7/26 退職したら地域ニートになるのかな
昨日、地域福祉計画を県下に広めたいので何かできることない?と県の要請を受けた人から、アイディア出してくれ、と誘われて話し合いに行く。いろんな話をしたが、とりとめもない話で団塊の退職者をどうするか、という話が出てくる。
これから5年ぐらいの間に埼玉県で40万人もの団塊の世代の退職者が出てくるらしい。人口が700万、労働力人口が400万から500万というところだから、恐ろしい割合の無業者が地域に溢れかえることになる。
で、その団塊の退職者が地域のために動いてもらえる人材になりうるかどうか、という心配をした。その上の世代のように、地域の人と将棋を指したりできるのかなぁ。人それぞれだけども、若い頃から装置産業的レジャーやマスメディアにどっぷり浸かった初の世代だから、そういうの苦手なのではないか、学生運動をやったり生活クラブをつくったり会社の改革に熱心な世代だったけど、実際にはゴルフ、野球、ドライブ、バーベキューといった企業社会にどっぷり浸かったライフスタイル・趣味しか興味を持たない人が多くて、地域で誰かと対等につきあえ、なんて課題を下しても簡単に受け入れないよね、なんて話になる。マイホームパパは地域と切れているでしょう。
県内では知事に親しい政治家やグループが、団塊の世代の退職者を当て込んで、退職高齢者をNPOに活用、なんて政策を簡単に言っているが、簡単にはそうはならないと思う。もちろん、連合埼玉・労福協のように退職者を地域活動者としてトレーニングしている活動もあるが、40万人のグロスからはほんとうにごく一部の機会に恵まれた方か、意志のある方々だろう。
企業というある種のヒエラルキーのある共同体にどっぷり浸かってきた団塊の世代のお父さんたちが、ヒエラルキーはない、包み込んでくれるようなもののない地域社会に戻れ、と号令かけられても、何やっていいんだかわからず、そのまま会社のOBとゴルフ行ったり、妻とさまようようにドライブに行くことしかやらないのではないかと思っている。退職してさっぱり離れていく人もいるが、多くの人は、むしろ今までの会社で培ったノウハウを使えないか(今までの仕事のやり方を退職後も通用させられる職場はないか)、と模索しているのが現実だ。

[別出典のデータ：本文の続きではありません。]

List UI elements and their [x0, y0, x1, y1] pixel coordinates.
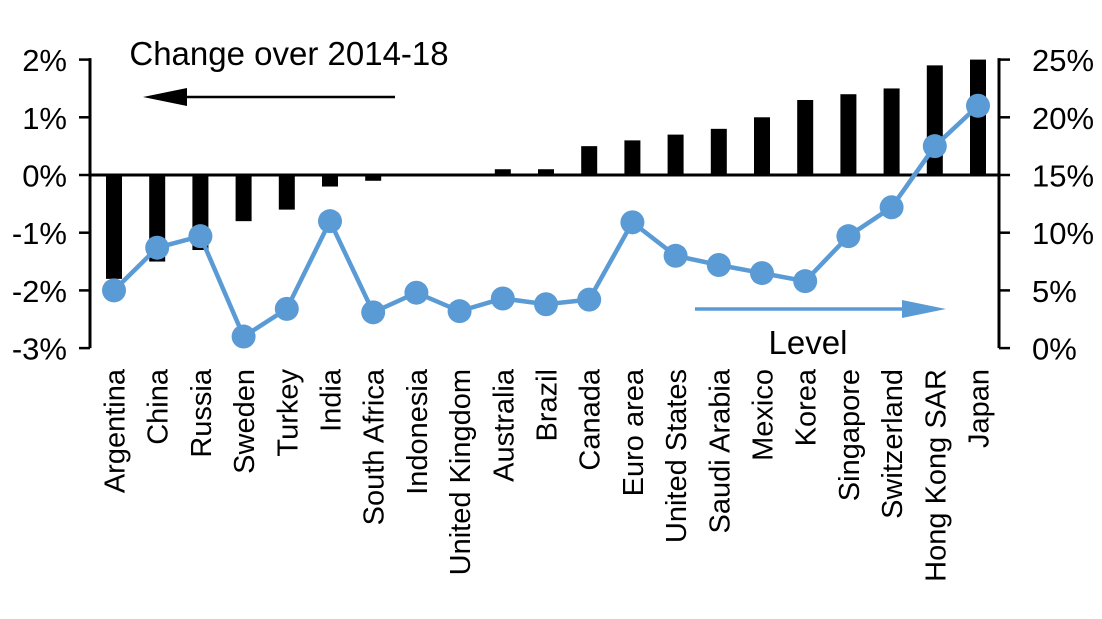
category-label-Singapore: Singapore — [834, 369, 866, 501]
category-label-United States: United States — [661, 369, 693, 543]
level-dot-Hong Kong SAR — [922, 134, 947, 159]
left-axis-tick-label: -1% — [12, 216, 67, 251]
left-arrow-icon — [143, 88, 187, 106]
level-dot-Switzerland — [879, 195, 904, 220]
level-dot-Brazil — [534, 292, 558, 317]
right-axis-tick-label: 5% — [1032, 274, 1077, 309]
category-label-Saudi Arabia: Saudi Arabia — [704, 368, 736, 533]
bar-Mexico — [754, 117, 770, 175]
level-dot-United States — [663, 243, 688, 268]
right-axis-tick-label: 10% — [1032, 216, 1094, 251]
level-dot-Turkey — [274, 296, 299, 321]
level-dot-Australia — [490, 286, 515, 311]
category-label-Japan: Japan — [964, 369, 996, 448]
left-axis-tick-label: -3% — [12, 332, 67, 367]
level-dot-South Africa — [361, 300, 386, 325]
category-label-Canada: Canada — [575, 368, 607, 470]
category-label-South Africa: South Africa — [359, 368, 391, 525]
level-dot-Korea — [793, 269, 818, 294]
category-label-India: India — [316, 368, 348, 432]
bar-Hong Kong SAR — [926, 65, 943, 175]
category-label-Mexico: Mexico — [748, 369, 780, 461]
bar-Turkey — [278, 175, 295, 210]
right-axis-tick-label: 0% — [1032, 332, 1077, 367]
level-dot-Indonesia — [404, 280, 429, 305]
bar-South Africa — [365, 175, 382, 181]
category-label-Turkey: Turkey — [272, 369, 304, 457]
bar-Canada — [581, 146, 598, 175]
level-dot-Japan — [966, 93, 990, 118]
bar-Singapore — [840, 94, 857, 175]
category-label-Russia: Russia — [186, 368, 218, 458]
category-label-China: China — [143, 368, 175, 445]
bar-United States — [667, 134, 684, 175]
bar-Brazil — [538, 169, 554, 175]
level-dot-Euro area — [620, 210, 645, 235]
bar-Saudi Arabia — [710, 128, 727, 175]
right-axis-tick-label: 15% — [1032, 159, 1094, 194]
category-label-Sweden: Sweden — [229, 369, 261, 474]
bar-Sweden — [235, 175, 252, 222]
right-axis-tick-label: 20% — [1032, 101, 1094, 136]
level-dot-Mexico — [750, 261, 774, 286]
bar-India — [322, 175, 338, 187]
series-label-level: Level — [768, 324, 848, 361]
left-axis-tick-label: 1% — [22, 101, 67, 136]
bar-Argentina — [106, 175, 122, 279]
level-dot-Russia — [188, 224, 213, 249]
right-axis-tick-label: 25% — [1032, 43, 1094, 78]
left-axis-tick-label: 0% — [22, 159, 67, 194]
category-label-United Kingdom: United Kingdom — [445, 369, 477, 575]
category-label-Indonesia: Indonesia — [402, 368, 434, 495]
level-dot-Sweden — [231, 324, 256, 349]
category-label-Euro area: Euro area — [618, 368, 650, 496]
level-dot-Argentina — [102, 278, 126, 303]
right-arrow-icon — [902, 300, 946, 318]
category-label-Switzerland: Switzerland — [877, 369, 909, 519]
category-label-Argentina: Argentina — [100, 368, 132, 493]
series-label-change: Change over 2014-18 — [129, 35, 449, 72]
category-label-Hong Kong SAR: Hong Kong SAR — [920, 369, 952, 582]
bar-Euro area — [624, 140, 641, 175]
category-label-Australia: Australia — [488, 368, 520, 482]
left-axis-tick-label: 2% — [22, 43, 67, 78]
level-dot-India — [318, 209, 342, 234]
level-dot-China — [145, 235, 170, 260]
level-dot-Saudi Arabia — [706, 253, 731, 278]
bar-Korea — [797, 99, 814, 175]
bar-Australia — [494, 169, 511, 175]
level-dot-Singapore — [836, 224, 861, 249]
level-dot-Canada — [577, 287, 602, 312]
category-label-Korea: Korea — [791, 368, 823, 446]
left-axis-tick-label: -2% — [12, 274, 67, 309]
level-dot-United Kingdom — [447, 299, 472, 324]
bar-Switzerland — [883, 88, 900, 175]
category-label-Brazil: Brazil — [532, 369, 564, 442]
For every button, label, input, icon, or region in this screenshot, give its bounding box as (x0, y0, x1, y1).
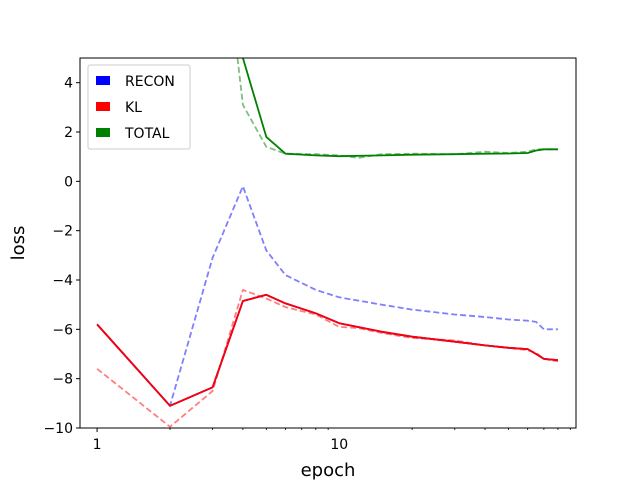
x-tick-label: 1 (93, 437, 102, 453)
legend-label-recon: RECON (125, 74, 175, 90)
y-tick-label: −2 (52, 224, 73, 240)
legend-swatch-kl (96, 102, 110, 111)
series-line-kl (96, 293, 558, 407)
x-tick-label: 10 (330, 437, 348, 453)
series-layer (96, 58, 559, 428)
x-axis-label: epoch (301, 460, 356, 480)
y-tick-label: −10 (43, 421, 73, 437)
legend-box (87, 64, 191, 150)
legend: RECON KL TOTAL (87, 64, 191, 150)
y-axis-label: loss (8, 226, 29, 261)
y-tick-label: 2 (64, 125, 73, 141)
y-axis: 4 2 0 −2 −4 −6 −8 −10 (43, 76, 80, 437)
series-line-total (242, 58, 558, 158)
legend-swatch-recon (96, 76, 110, 85)
y-tick-label: −4 (52, 273, 73, 289)
y-tick-label: −8 (52, 372, 73, 388)
legend-label-kl: KL (125, 100, 142, 116)
y-tick-label: 4 (64, 76, 73, 92)
y-tick-label: −6 (52, 322, 73, 338)
series-line-line-5-dashed (236, 58, 558, 159)
series-line-line-1-dashed (96, 185, 558, 407)
legend-label-total: TOTAL (124, 126, 170, 142)
x-axis: 1 10 (93, 428, 571, 453)
y-tick-label: 0 (64, 174, 73, 190)
legend-swatch-total (96, 128, 110, 137)
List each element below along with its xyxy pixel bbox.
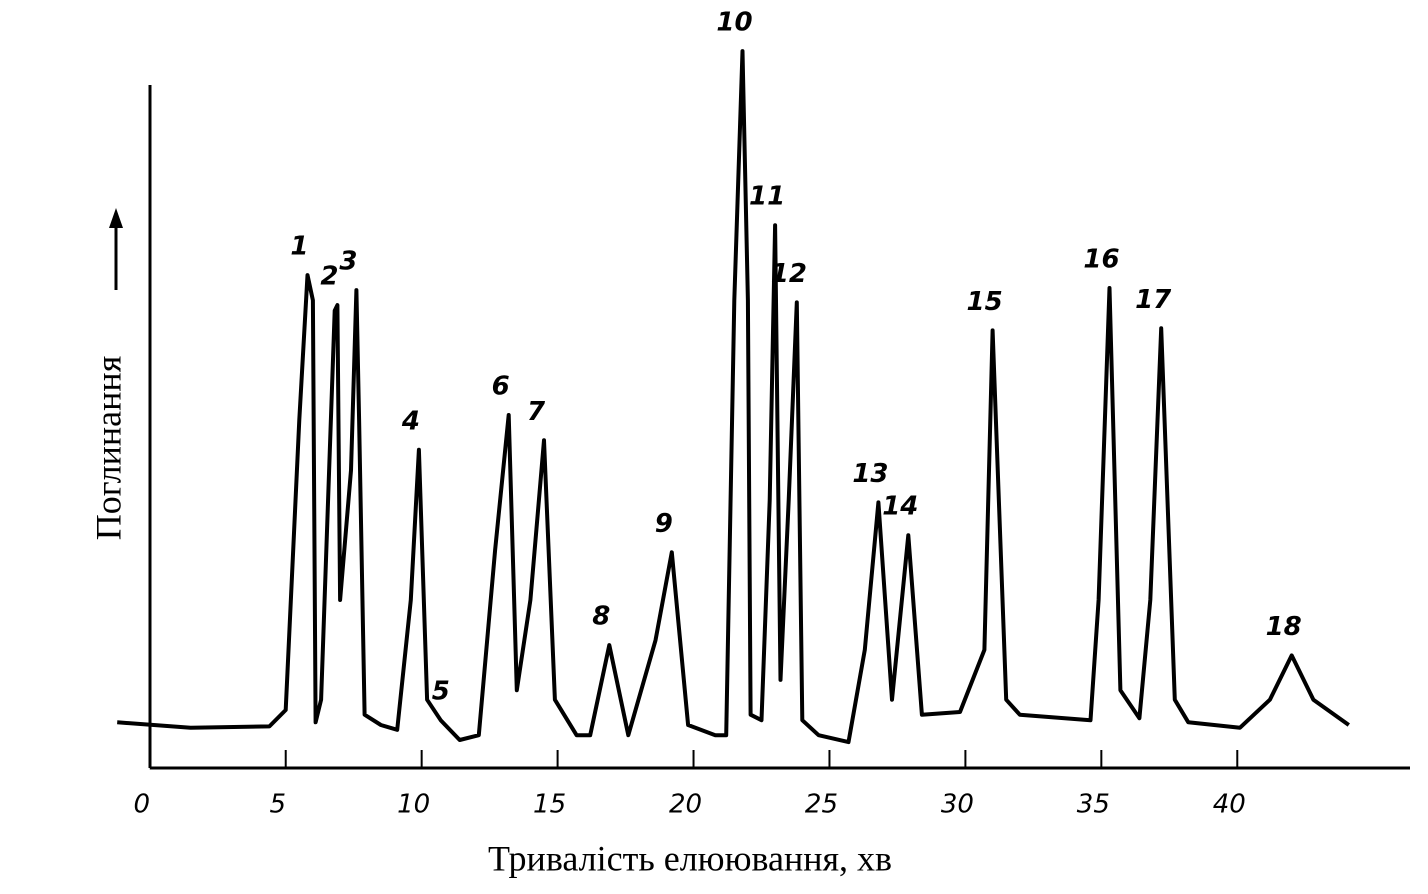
- trace: [117, 49, 1350, 745]
- peak-label: 14: [882, 492, 918, 522]
- peak-label: 8: [592, 602, 610, 632]
- x-tick-label: 0: [134, 790, 151, 820]
- peak-label: 6: [492, 372, 510, 402]
- peak-label: 18: [1266, 612, 1302, 642]
- peak-label: 1: [290, 232, 308, 262]
- peak-label: 3: [339, 247, 357, 277]
- peak-label: 13: [852, 459, 888, 489]
- x-tick-label: 25: [805, 790, 838, 820]
- peak-label: 7: [527, 397, 546, 427]
- x-tick-label: 15: [533, 790, 566, 820]
- x-tick-label: 10: [397, 790, 430, 820]
- peak-label: 15: [967, 287, 1003, 317]
- peak-label: 16: [1083, 245, 1119, 275]
- peak-label: 4: [401, 406, 420, 436]
- peak-label: 17: [1135, 285, 1172, 315]
- x-tick-label: 35: [1077, 790, 1110, 820]
- peak-label: 10: [716, 8, 752, 38]
- y-axis-label: Поглинання: [88, 356, 128, 541]
- peak-label: 2: [320, 262, 338, 292]
- peak-label: 11: [749, 182, 785, 212]
- peak-label: 12: [771, 259, 807, 289]
- x-tick-label: 20: [669, 790, 702, 820]
- y-arrow-head: [109, 208, 123, 228]
- x-tick-label: 5: [269, 790, 286, 820]
- x-axis-label: Тривалість елюювання, хв: [488, 838, 892, 878]
- peak-label: 5: [432, 677, 450, 707]
- x-tick-label: 40: [1213, 790, 1246, 820]
- peak-label: 9: [655, 509, 673, 539]
- x-tick-label: 30: [941, 790, 974, 820]
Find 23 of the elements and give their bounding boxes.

会社のように鉄のピラミッドの地域福祉推進の組織を作って、70代や60代後半のモーレツサラリーマン世代のおじいちゃんに管理職を勤めてもらい、戦争を知らない団塊の退職者たちに「ばかやろう」「だから今時の若いのは根性がないんだ」「仕事中に携帯電話するんじゃねぇ」なんて机叩かせて怒鳴らせたら、団塊の世代はがんばっちゃうかも知れないねぇ、なんて冗談話も出る。もちろんそんなのではちっともいい地域社会にはならないけど。
退職者を地域活動に活かしていきたいなら、退職してからでは遅いと思う。ごく稀に、自分や妻や自分の子どもが障害や病気になったり、失業したり困った問題があって、仕事ばっかりじゃ家族守れないんだ、と自覚する機会に恵まれた人だけが地域に足場をつくっていったりするが。
私は、もっと若い人たちにもアプローチしないとダメじゃないかと思う。まだ偉くないうちに、地域社会や、PTA的な場で、いろいろやって、楽しい経験や成功体験を積まないと、退職で辛くも全人格を包み込んでくれる企業社会という共同体から与えられる毎日の刺激が無くなったときに、地域でそれと同じぐらいの居場所を作れと言われても難しいだろう。
退職者を地域でどうするか、ということはニート問題と良く似ているのである。子どものときから人間関係や手伝いで成功体験を積まない子がニートになりやすい、という玄田氏の説を取れば、地域社会で人間関係や手伝いの経験を積まない月給取りは、退職してから地域ニートになる、と言うことができるかも知れない。
家族という共同体から社会に飛び立てない若者、会社という共同体から家族や地域という共同体に飛び立てない退職者というのが今の社会の問題なのか。
ただ、団塊の世代を迎え入れた地域社会というのが、ほんとうにどうだったのかは検証しなくてはならない。私の子どもの頃の感じでは、当時の地域社会は勤め人の家庭にとても排他的な世界に感じた。たまの休みの地域の人たちとのつきあいが新参者扱いで苦行なら、いくら「地域が大事」といってもお題目にしかならないし、電車で15分で行ける池袋のデパートや飲食店の方が自分の世界だろう。誰でもが地域で何かが始められる、それにフレンドリーでおもしろがる仲間がいる、そんな開かれた地域社会をつくらなくてはならない。